White cotton drill measuring the upholstered top (including sides) of your footstool plus 5cm all round

Threads to match all your fabrics

1m iron-on BondaWeb

Sewing machine

Iron

Fabric scissors

Paper scissors

Pen or pencil

Pins

Herringbone tape (5cm wide x the circumference of your stool plus 10cm)

Jumbo rikrak the circumference of your footstool plus 5cm

 

1

Cut your base fabric to size: the length and width of the sides and top of your footstool plus 10cm.

 

2

At this point you need to make a decision about the size you will want your pieces and whether you will need more or fewer pieces than I have used here…. Photocopy the templates and cut out. Play around with them on your footstool and work out how many you will need.

 

3

Photocopy the templates re-sized if necessary and cut out.

 

4

Prepare your coloured felt pieces: spread out your strip of BondaWeb paper size up. With a pen or pencil draw around the orange swirl templates (template a), placing the shapes close together to avoid wasting the BondaWeb. Cut the drawn shapes off in one piece and iron onto the orange felt following the manufacturer’s instructions – generally this will mean a medium hot iron without steam. When the bond is securely fixed, cut the pieces out using paper scissors. Do the same with the ‘star’ pieces (template b) in turquoise and pink.

 

5

Finally, draw as many circles as you need (2cm wider in diameter than you have printed template b) on the BondaWeb, iron them on the red felt and cut out.
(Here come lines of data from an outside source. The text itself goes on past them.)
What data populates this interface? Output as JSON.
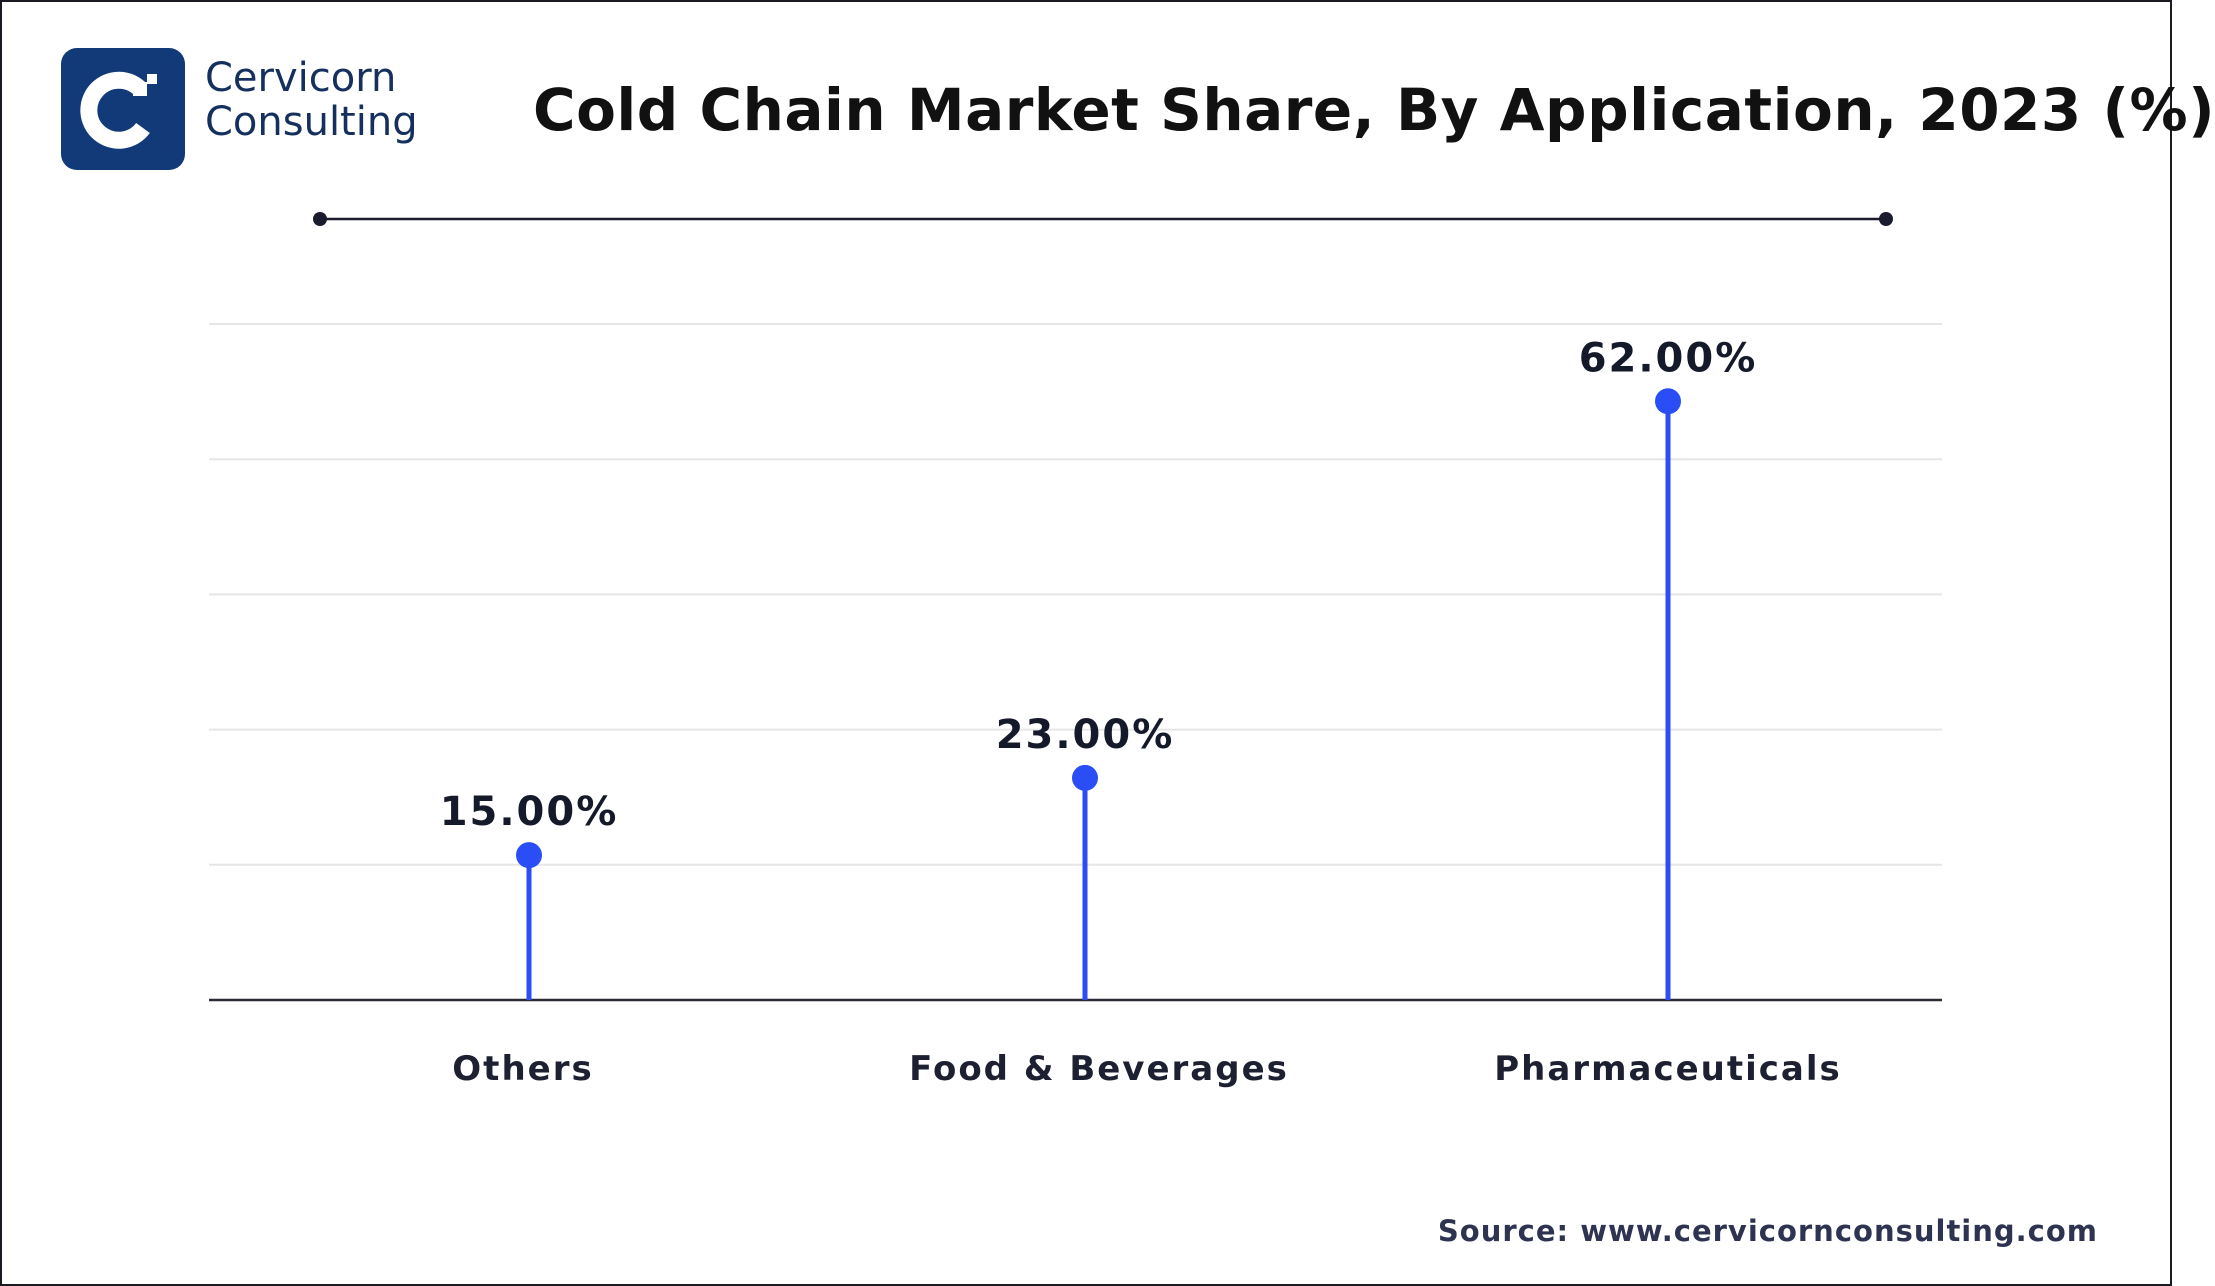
{
  "brand": {
    "line1": "Cervicorn",
    "line2": "Consulting"
  },
  "title": "Cold Chain Market Share, By Application, 2023 (%)",
  "source": "Source: www.cervicornconsulting.com",
  "colors": {
    "accent": "#2a4df5",
    "text": "#111111",
    "grid": "#e6e6e6",
    "brand": "#123a78"
  },
  "chart_data": {
    "type": "lollipop",
    "title": "Cold Chain Market Share, By Application, 2023 (%)",
    "categories": [
      "Others",
      "Food & Beverages",
      "Pharmaceuticals"
    ],
    "values": [
      15,
      23,
      62
    ],
    "labels": [
      "15.00%",
      "23.00%",
      "62.00%"
    ],
    "ylim": [
      0,
      70
    ],
    "grid": true,
    "xlabel": "",
    "ylabel": ""
  }
}
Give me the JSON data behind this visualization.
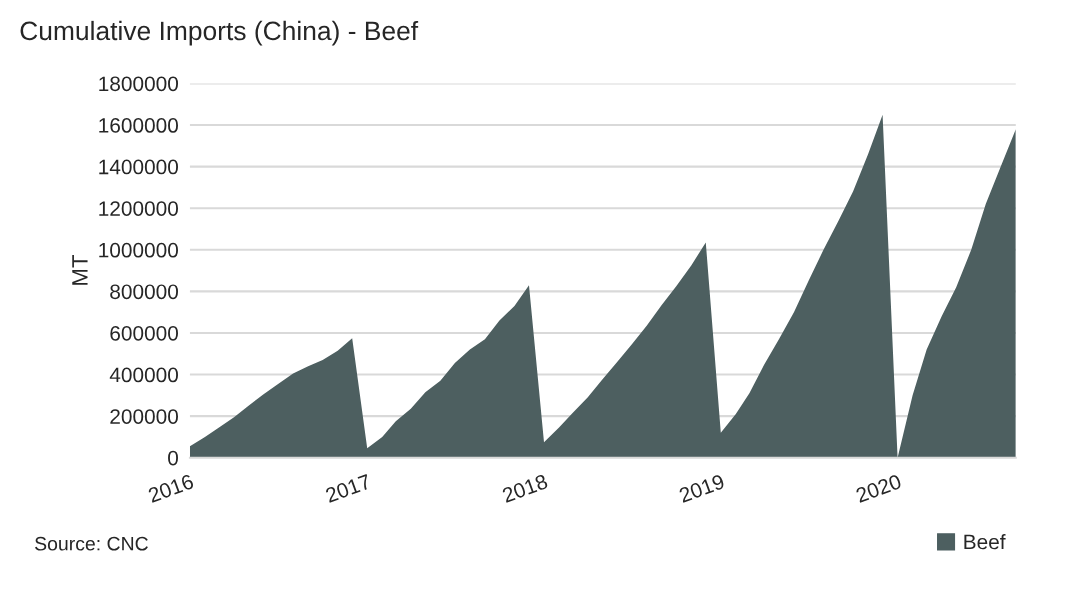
{
  "chart_data": {
    "type": "area",
    "title": "Cumulative Imports (China) - Beef",
    "ylabel": "MT",
    "annotations": [
      "Source: CNC"
    ],
    "x": [
      "2016-01",
      "2016-02",
      "2016-03",
      "2016-04",
      "2016-05",
      "2016-06",
      "2016-07",
      "2016-08",
      "2016-09",
      "2016-10",
      "2016-11",
      "2016-12",
      "2017-01",
      "2017-02",
      "2017-03",
      "2017-04",
      "2017-05",
      "2017-06",
      "2017-07",
      "2017-08",
      "2017-09",
      "2017-10",
      "2017-11",
      "2017-12",
      "2018-01",
      "2018-02",
      "2018-03",
      "2018-04",
      "2018-05",
      "2018-06",
      "2018-07",
      "2018-08",
      "2018-09",
      "2018-10",
      "2018-11",
      "2018-12",
      "2019-01",
      "2019-02",
      "2019-03",
      "2019-04",
      "2019-05",
      "2019-06",
      "2019-07",
      "2019-08",
      "2019-09",
      "2019-10",
      "2019-11",
      "2019-12",
      "2020-01",
      "2020-02",
      "2020-03",
      "2020-04",
      "2020-05",
      "2020-06",
      "2020-07",
      "2020-08",
      "2020-09"
    ],
    "series": [
      {
        "name": "Beef",
        "color": "#4d5f60",
        "values": [
          55000,
          100000,
          145000,
          195000,
          250000,
          305000,
          355000,
          405000,
          440000,
          470000,
          515000,
          575000,
          45000,
          100000,
          175000,
          235000,
          315000,
          370000,
          455000,
          520000,
          570000,
          660000,
          730000,
          830000,
          75000,
          145000,
          215000,
          290000,
          375000,
          460000,
          545000,
          635000,
          735000,
          825000,
          925000,
          1035000,
          120000,
          210000,
          310000,
          450000,
          570000,
          700000,
          850000,
          1000000,
          1140000,
          1280000,
          1460000,
          1650000,
          0,
          300000,
          520000,
          680000,
          820000,
          1000000,
          1220000,
          1400000,
          1580000
        ]
      }
    ],
    "xlim": [
      "2016-01",
      "2020-09"
    ],
    "xticks": [
      {
        "value": "2016-01",
        "label": "2016"
      },
      {
        "value": "2017-01",
        "label": "2017"
      },
      {
        "value": "2018-01",
        "label": "2018"
      },
      {
        "value": "2019-01",
        "label": "2019"
      },
      {
        "value": "2020-01",
        "label": "2020"
      }
    ],
    "ylim": [
      0,
      1800000
    ],
    "yticks": [
      0,
      200000,
      400000,
      600000,
      800000,
      1000000,
      1200000,
      1400000,
      1600000,
      1800000
    ],
    "grid": "y",
    "legend": "bottom right"
  }
}
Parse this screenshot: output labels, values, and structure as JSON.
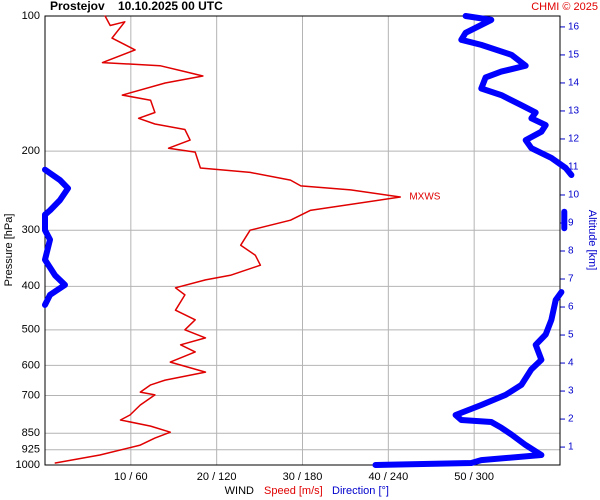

Lay out your base piece of fabric right side up on your footstool and arrange the pieces as you planned them in step 2. When you are happy with the positioning of the pieces, remove the protective paper backing and use an iron to adhere them to the base fabric, starting with the large circles.

 

6

Assemble and iron on all the pieces working methodically and ensuring you don’t iron on the glue side of the felt by mistake.

 

7

Thread the sewing machine with threads to match the felt pieces and zigzag around each piece slowly, raising and lowering the foot at sharp turns, and keeping accurately to the edge of the pieces. You can keep white thread in the bobbin throughout this process as long as your machine’s tension is good and you don’t get specks of the bobbin thread pulled through to the front of your work.

 

8

Once all the felt pieces are stitched on, turn the base fabric wrong side up and lay it over your footstool. Use pins to shape the corners so that the fabric fits snugly and remove it carefully from the stool ensuring the pins don’t fall out (appliqué.

 

9

Stitch along the corners by machine twice for strength, then trim the excess fabric 1cm from the stitch line.

 

10

Place the cover over the stool again, right side down and trim all around to the depth your require. Remove from the stool. Fold your herringbone tape in half and tack all the way round your cover encasing the raw edge. As the two ends meet, overlap and trim them to cover the raw ends. Machine close to the edge of the tape on the right side sewing all three layers together.

 

11

Tack or pin the jumbo rikrak around the inside of the hem so that half of it protrudes beyond the hem on the right side, overlapping the folding the ends in to avoid fraying. Stitch by machine along the centre of the rikrak using white thread.

 

Making notes

Reduce or enlarge the templates to suit the size of your stool. The motif is stronger if it is slightly larger than the top surface of your footstool and drapes over the edges.

Tips

Add extra interest to your cover by stitching your appliqué onto a striped base fabric, such as ticking.